La Araña se plantó y en Madrid ya prende fuego el teléfono: ¿puede romper el contrato y vestirse de culé?
Se comió tres entrenamientos seguidos y Simeone lo borró contra el Sevilla. Mientras el Atleti cierra la puerta a negociar con el Barsa, una ley española le abre a Julián una salida que nadie tenía en carpeta.
Arrancamos por lo que pasó, porque acá lo deportivo manda hasta que deja de mandar. Julián Álvarez, la Araña, no se presentó a los últimos tres entrenamientos en el Atlético de Madrid y el Cholo Simeone lo dejó afuera del partido ante el Sevilla. Ausencia llamativa, castigo automático y un mensaje puertas adentro que ya viajó hasta Barcelona.
Pero acá se mete la justicia, y la justicia en España tiene un nombre: Real Decreto 1006, la norma que regula el trabajo de los deportistas profesionales. Lo que dice, en criollo, es que un jugador puede dar por terminado su vínculo con un club por decisión propia, sin pedirle permiso a nadie. No hace falta un acuerdo de partes, no hace falta la cláusula de rescisión.

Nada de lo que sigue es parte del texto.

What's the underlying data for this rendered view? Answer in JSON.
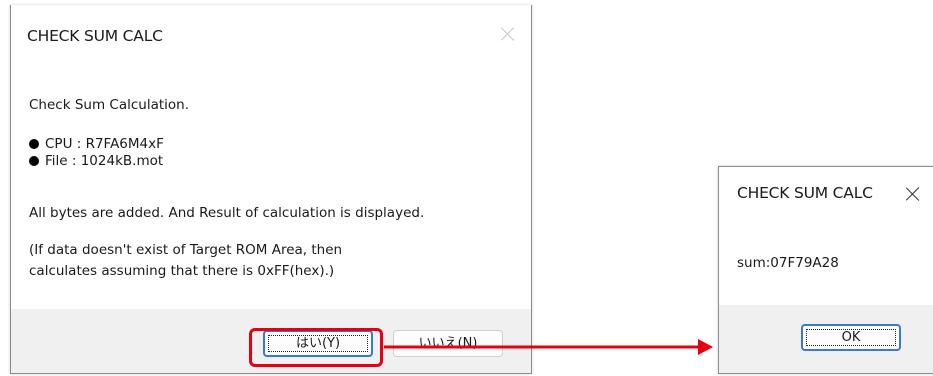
{
  "main_dialog": {
    "title": "CHECK SUM CALC",
    "heading": "Check Sum Calculation.",
    "cpu_line": "CPU  : R7FA6M4xF",
    "file_line": "File : 1024kB.mot",
    "description": "All bytes are added.  And Result of calculation is displayed.",
    "note_line1": "(If data doesn't exist of Target ROM Area, then",
    "note_line2": "calculates assuming that there is 0xFF(hex).)",
    "yes_button": "はい(Y)",
    "no_button": "いいえ(N)"
  },
  "result_dialog": {
    "title": "CHECK SUM CALC",
    "sum_text": "sum:07F79A28",
    "ok_button": "OK"
  },
  "icons": {
    "close": "close-icon",
    "bullet": "bullet-icon"
  },
  "colors": {
    "highlight": "#e60012",
    "primary_button_border": "#3c78d0",
    "footer_background": "#f0f0f0"
  }
}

Hace falta un juez.
Qué cambia respecto a la cláusula de 490 millones
El contrato de Álvarez con el Atlético va hasta 2030 y tiene una cláusula de rescisión de 490 millones de euros, una cifra que asustaba a cualquiera. Bajo el decreto 1006, ese número no es el punto de partida. La indemnización la fija un tribunal español, que mira el caso puntual y el perjuicio real del club. Puede terminar siendo bastante más baja, lo que abre una ventana al Barcelona. También puede no serlo: hay incertidumbre para todos.
- Contrato vigente hasta 2030.
- Cláusula de rescisión: 490 millones de euros.
- Indemnización: la define un juez, no la cláusula.
- Operación entre clubes del mismo país: la FIFA queda fuera.
- Período protegido (26 años): dentro de la ventana 23-28, sin sanciones internacionales por ser clubes de la misma federación.
Y acá hay un dato que cambia todo el escenario. Jugador y clubes son de la misma federación, la española, así que la FIFA no entra en la discusión. Esto importa porque la Araña tiene 26 años y está dentro del período protegido de la normativa internacional, ese que va de los 23 a los 28 y que, en pases entre países, puede terminar en sanciones deportivas. Entre clubes del mismo país, eso no corre.
“Evidentemente, si él llegara a la conclusión de que es incompatible estar en Madrid y en el Atlético de Madrid buscaríamos alguna alternativa, pero nunca sería al Fútbol Club Barcelona.”Consejero delegado del Atlético de Madrid
Si el pase al Barsa se concreta, el club catalán responde en forma subsidiaria por la indemnización. O sea: si la Araña rompe y no paga, el que termina pagando es el comprador. Por eso los catalanes, si van a ir a buscarlo, lo hacen sabiendo que ponen losaption los huevos en la balanza judicial. Una jugada cara, arriesgada, con final abierto.
En el campo de juego todavía no pasó a mayores. El Cholo, fiel a su estilo, bajó la pelota al piso y dejó la puerta entreabierta: cuando vuelva a entrenar, tendrá su lugar. El mercado de pases cierra el próximo martes y, mientras el viento del otoño madrileño mueve los papeles sobre la mesa, la pelota queda en el juzgado.
Así está la tabla y lo que viene
La Liga entra en su tramo definitorio y cada fecha pesa doble. Atlético y Barcelona se cruzan en la pelea por los puestos de arriba y la próxima jornada puede ser bisagra: si la Araña reaparece y suma, el ruido baja; si no vuelve, el decreto 1006 empieza a ser el nombre del partido.